|Thursday, 23rd November, 2023
CBM UK hosted an event in Parliament earlier this week considering, “Building resilient futures to leave no-one behind: harnessing UK leadership in disability inclusive development”. CBM’s message was championed by The Rt Hon Andrew Mitchell MP, Minister for Development and Africa who stated that disability inclusion is “relevant to all aspects of international development.”
Andrew Mitchell MP, Minister for Development, said:
“This government fully understands that addressing the needs of people with disabilities is not a niche issue. The fact that 1/5 of the world’s poorest people have disabilities makes it relevant to all aspects of international development.”
Andrew Mitchell’s opening words set the scene for a focussed event, bringing together Parliamentarians, senior development practitioners and disability advocates from across the development sector to consider how to build resilient futures.
Hosted by Cambridge MP Daniel Zeichner, contributions from Andrew Mitchell and CBM CEO Kirsty Smith were followed by a fantastic panel discussion with Jose Viera (International Disability Alliance), Dulamsuren Jigjid (Culture Centre for the Deaf, Mongolia), Diana Dalton (FCDO) and David Bainbridge (CBM Global). Dulamsuren Jigjid commented on the level of “mutual understanding and equality that was achieved between all the different participants at the event.”
The panellists explored how an inclusive approach to development can have beneficial economic impacts and increase resilience for individuals, their families and communities in line with the UK government’s commitment to Leave No One Behind. They spoke eloquently about the importance of the full participation of people with disabilities and their representative organisations – not as a tick box exercise, but intentionally and meaningfully.

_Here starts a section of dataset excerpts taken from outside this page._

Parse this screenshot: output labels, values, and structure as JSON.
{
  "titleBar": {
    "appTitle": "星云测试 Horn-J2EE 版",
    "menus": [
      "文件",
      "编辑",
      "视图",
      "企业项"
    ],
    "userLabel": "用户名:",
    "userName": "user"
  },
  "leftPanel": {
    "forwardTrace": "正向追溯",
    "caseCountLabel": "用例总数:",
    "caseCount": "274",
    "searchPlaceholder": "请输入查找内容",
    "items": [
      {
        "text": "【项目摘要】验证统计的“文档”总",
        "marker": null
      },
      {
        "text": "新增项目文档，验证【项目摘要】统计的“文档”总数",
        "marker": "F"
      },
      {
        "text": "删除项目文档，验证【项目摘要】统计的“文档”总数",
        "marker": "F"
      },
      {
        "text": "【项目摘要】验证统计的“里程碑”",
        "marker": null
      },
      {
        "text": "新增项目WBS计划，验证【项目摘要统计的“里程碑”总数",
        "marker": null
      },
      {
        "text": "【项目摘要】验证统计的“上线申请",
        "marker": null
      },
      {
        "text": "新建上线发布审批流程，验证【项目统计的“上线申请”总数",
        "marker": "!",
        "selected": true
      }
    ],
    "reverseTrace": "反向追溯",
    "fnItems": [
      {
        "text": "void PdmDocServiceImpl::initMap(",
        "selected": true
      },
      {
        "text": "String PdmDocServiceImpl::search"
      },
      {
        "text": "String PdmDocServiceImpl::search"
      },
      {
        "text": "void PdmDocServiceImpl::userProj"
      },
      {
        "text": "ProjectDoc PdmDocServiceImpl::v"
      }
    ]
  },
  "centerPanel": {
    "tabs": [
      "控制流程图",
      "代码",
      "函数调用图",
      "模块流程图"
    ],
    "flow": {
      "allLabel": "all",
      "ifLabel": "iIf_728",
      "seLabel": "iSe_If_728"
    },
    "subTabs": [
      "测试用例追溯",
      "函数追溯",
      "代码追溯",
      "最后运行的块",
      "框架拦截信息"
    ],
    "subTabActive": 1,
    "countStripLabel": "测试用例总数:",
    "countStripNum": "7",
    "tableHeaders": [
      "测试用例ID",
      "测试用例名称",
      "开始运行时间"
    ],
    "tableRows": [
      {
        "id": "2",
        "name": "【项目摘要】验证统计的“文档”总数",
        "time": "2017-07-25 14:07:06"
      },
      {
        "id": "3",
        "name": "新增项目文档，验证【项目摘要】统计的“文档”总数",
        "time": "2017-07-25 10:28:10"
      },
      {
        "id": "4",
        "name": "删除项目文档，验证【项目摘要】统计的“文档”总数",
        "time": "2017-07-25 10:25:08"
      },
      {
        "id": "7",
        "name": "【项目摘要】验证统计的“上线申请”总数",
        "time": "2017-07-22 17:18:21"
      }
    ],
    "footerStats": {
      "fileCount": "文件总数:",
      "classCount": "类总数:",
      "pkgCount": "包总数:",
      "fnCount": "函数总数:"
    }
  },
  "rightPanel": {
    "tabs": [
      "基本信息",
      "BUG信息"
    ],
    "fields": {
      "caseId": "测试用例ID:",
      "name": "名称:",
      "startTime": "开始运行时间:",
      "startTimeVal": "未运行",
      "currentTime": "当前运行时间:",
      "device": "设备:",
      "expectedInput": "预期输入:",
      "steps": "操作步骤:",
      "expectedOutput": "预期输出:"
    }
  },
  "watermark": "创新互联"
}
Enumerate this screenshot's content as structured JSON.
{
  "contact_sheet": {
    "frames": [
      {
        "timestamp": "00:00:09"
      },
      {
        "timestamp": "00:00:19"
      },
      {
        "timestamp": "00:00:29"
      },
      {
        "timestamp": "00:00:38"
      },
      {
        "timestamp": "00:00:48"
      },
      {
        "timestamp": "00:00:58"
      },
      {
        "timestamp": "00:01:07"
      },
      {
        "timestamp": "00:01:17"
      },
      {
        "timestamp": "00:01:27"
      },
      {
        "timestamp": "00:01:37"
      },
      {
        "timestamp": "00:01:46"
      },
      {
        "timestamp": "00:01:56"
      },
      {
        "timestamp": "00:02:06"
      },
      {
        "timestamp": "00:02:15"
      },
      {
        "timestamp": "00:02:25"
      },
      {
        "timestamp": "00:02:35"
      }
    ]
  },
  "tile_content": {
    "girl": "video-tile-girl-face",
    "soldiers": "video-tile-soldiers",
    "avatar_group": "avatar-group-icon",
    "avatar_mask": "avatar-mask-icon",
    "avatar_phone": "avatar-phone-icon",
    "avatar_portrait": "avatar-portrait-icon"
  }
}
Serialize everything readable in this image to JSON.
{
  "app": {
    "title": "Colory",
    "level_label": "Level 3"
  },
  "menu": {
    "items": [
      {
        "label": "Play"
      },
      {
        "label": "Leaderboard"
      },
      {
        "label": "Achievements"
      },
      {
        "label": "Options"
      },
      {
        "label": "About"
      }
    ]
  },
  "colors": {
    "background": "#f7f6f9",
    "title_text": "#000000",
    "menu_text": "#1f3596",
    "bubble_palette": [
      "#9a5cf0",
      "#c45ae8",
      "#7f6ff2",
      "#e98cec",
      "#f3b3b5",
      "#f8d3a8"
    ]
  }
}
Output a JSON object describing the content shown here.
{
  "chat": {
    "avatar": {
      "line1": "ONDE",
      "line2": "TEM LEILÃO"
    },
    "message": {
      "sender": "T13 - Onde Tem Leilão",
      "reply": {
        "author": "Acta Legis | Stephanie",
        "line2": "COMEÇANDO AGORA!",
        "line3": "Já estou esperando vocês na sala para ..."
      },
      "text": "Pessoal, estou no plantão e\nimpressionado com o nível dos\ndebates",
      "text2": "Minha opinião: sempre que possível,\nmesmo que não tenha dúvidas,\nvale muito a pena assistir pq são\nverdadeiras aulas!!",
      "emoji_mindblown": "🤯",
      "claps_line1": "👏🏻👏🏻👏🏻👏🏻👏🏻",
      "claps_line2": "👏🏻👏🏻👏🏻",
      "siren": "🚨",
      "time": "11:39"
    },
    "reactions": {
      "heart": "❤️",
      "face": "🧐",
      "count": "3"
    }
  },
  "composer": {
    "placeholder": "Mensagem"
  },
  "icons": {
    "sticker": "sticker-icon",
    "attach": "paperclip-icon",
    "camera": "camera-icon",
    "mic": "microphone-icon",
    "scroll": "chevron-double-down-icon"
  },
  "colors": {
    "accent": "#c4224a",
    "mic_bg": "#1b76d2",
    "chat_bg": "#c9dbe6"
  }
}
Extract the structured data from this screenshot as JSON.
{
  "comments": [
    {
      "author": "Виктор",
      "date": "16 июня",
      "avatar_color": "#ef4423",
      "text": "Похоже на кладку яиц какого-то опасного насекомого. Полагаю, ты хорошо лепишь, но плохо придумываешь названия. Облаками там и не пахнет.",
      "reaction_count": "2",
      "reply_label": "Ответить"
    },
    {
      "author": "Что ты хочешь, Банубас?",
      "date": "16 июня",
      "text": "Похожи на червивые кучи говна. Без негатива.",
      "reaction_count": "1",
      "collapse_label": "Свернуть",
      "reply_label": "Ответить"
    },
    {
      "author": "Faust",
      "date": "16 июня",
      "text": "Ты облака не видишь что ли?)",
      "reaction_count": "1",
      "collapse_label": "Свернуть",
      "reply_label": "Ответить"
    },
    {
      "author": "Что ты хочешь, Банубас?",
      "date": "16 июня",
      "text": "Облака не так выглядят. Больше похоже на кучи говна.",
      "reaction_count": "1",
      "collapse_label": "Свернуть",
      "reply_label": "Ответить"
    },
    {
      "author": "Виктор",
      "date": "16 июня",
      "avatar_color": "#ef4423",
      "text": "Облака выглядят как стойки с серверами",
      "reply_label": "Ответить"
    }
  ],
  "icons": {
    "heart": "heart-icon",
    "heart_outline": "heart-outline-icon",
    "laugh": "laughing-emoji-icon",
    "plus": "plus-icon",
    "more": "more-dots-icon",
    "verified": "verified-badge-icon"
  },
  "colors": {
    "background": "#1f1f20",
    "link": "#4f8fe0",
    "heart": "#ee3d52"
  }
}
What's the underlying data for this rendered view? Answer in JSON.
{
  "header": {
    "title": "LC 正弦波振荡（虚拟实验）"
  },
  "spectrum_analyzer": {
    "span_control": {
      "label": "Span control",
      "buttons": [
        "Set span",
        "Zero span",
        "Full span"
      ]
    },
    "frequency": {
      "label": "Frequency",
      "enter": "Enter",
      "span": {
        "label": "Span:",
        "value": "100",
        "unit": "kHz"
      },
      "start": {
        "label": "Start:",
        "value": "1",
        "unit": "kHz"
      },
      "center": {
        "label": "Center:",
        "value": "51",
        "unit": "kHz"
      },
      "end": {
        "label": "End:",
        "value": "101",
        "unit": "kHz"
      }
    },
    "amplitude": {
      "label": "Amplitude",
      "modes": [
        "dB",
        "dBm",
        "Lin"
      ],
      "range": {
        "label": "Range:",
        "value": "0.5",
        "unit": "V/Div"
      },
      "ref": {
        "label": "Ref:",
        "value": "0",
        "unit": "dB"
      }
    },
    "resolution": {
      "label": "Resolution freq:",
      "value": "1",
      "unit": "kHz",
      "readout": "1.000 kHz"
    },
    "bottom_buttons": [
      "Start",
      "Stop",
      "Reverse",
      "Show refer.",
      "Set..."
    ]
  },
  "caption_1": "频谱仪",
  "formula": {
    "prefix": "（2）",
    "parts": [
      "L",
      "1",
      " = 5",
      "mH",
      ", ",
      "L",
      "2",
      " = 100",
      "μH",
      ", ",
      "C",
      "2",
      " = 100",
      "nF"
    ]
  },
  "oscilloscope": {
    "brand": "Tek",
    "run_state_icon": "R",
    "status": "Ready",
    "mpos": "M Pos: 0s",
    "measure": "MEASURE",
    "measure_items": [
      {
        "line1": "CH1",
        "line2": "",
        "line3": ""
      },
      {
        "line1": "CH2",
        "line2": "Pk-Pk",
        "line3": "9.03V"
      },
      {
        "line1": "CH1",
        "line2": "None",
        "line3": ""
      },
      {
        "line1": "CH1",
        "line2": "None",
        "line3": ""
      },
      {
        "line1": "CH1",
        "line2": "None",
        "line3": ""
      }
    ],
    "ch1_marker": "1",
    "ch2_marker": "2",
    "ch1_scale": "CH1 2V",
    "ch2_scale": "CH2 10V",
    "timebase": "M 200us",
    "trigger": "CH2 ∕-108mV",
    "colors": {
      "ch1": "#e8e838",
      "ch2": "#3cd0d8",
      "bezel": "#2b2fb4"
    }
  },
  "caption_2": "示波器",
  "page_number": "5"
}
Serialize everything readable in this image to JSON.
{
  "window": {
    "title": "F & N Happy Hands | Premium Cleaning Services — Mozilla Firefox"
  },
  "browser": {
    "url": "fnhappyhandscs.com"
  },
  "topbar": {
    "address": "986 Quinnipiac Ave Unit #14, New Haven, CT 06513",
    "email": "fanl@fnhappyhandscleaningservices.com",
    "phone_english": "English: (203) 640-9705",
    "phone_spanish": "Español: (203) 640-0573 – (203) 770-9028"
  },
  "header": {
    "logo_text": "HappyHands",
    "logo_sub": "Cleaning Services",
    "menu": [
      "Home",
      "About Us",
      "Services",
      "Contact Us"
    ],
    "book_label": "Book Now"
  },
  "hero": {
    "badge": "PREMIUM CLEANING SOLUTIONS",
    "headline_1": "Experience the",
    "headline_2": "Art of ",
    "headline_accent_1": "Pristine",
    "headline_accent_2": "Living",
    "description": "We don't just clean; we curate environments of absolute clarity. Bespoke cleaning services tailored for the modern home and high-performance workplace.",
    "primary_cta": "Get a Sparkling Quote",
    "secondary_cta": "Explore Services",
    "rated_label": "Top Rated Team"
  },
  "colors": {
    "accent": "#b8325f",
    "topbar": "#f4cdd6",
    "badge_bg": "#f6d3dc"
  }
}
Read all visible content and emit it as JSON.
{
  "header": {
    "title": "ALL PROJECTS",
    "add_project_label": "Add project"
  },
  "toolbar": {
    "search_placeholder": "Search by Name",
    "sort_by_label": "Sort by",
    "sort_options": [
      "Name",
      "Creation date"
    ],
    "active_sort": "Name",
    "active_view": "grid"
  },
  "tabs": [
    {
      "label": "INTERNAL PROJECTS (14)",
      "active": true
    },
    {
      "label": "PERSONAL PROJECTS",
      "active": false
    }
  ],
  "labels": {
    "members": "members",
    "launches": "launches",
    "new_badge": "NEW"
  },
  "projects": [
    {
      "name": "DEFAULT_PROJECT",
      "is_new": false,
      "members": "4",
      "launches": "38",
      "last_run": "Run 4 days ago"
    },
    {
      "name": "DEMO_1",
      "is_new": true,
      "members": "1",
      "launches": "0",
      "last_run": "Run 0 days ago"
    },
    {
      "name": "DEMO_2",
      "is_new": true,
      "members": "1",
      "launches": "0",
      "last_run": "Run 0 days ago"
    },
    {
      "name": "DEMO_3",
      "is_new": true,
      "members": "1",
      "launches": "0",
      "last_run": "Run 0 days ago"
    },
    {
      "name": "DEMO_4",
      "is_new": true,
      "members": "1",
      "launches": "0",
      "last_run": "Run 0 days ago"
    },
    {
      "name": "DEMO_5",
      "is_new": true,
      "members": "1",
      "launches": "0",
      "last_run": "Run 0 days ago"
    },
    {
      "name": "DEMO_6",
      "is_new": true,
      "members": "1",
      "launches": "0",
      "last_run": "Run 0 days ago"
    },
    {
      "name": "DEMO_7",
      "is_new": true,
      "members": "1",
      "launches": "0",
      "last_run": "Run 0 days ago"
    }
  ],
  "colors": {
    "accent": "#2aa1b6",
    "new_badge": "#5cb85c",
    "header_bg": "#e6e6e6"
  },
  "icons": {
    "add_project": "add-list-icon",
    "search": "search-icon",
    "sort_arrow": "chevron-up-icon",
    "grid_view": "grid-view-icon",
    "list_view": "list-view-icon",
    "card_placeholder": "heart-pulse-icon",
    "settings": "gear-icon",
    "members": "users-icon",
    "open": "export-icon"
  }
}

It was particularly encouraging to hear from the Minister that disability must not be considered a “niche” issue within development policy and practice just days after he had launched a new White Paper on the future of UK international development engagement. He reiterated that “partnership and localisation” are at the heart of the White Paper agenda which in his own words “sets out to get the Sustainable Development Goals back on track and tackle climate change”.
Kirsty Smith talked passionately about the work of CBM local partners working in inclusive education, climate justice, resilient livelihoods and stigma reduction, including video content from our partners to amplify the voices of people living with disabilities. Kirsty said:
“It was wonderful to share stories from CBM partners about the barriers faced by people traditionally left behind. They have examples of practical solutions that not only reduce extreme poverty and exclusion, and strengthen agency at the level of the individual, but also build inclusive and equitable communities that contribute to creating more resilient futures for society. We are so grateful for the support of all our contributors, not least for the support of Daniel Zeichner MP, our local Cambridge MP, as our host.”
Jose Viera reflected afterwards:
“The event managed to go beyond discussing “why” development should be inclusive for all, to “how” we can make this a reality, and the roles that all of us must play. This includes States being responsible for providing resources so that people with disabilities can be in the driving seat of this change, and includes INGOS as supporters of OPDs and as committed partners to inclusive development.”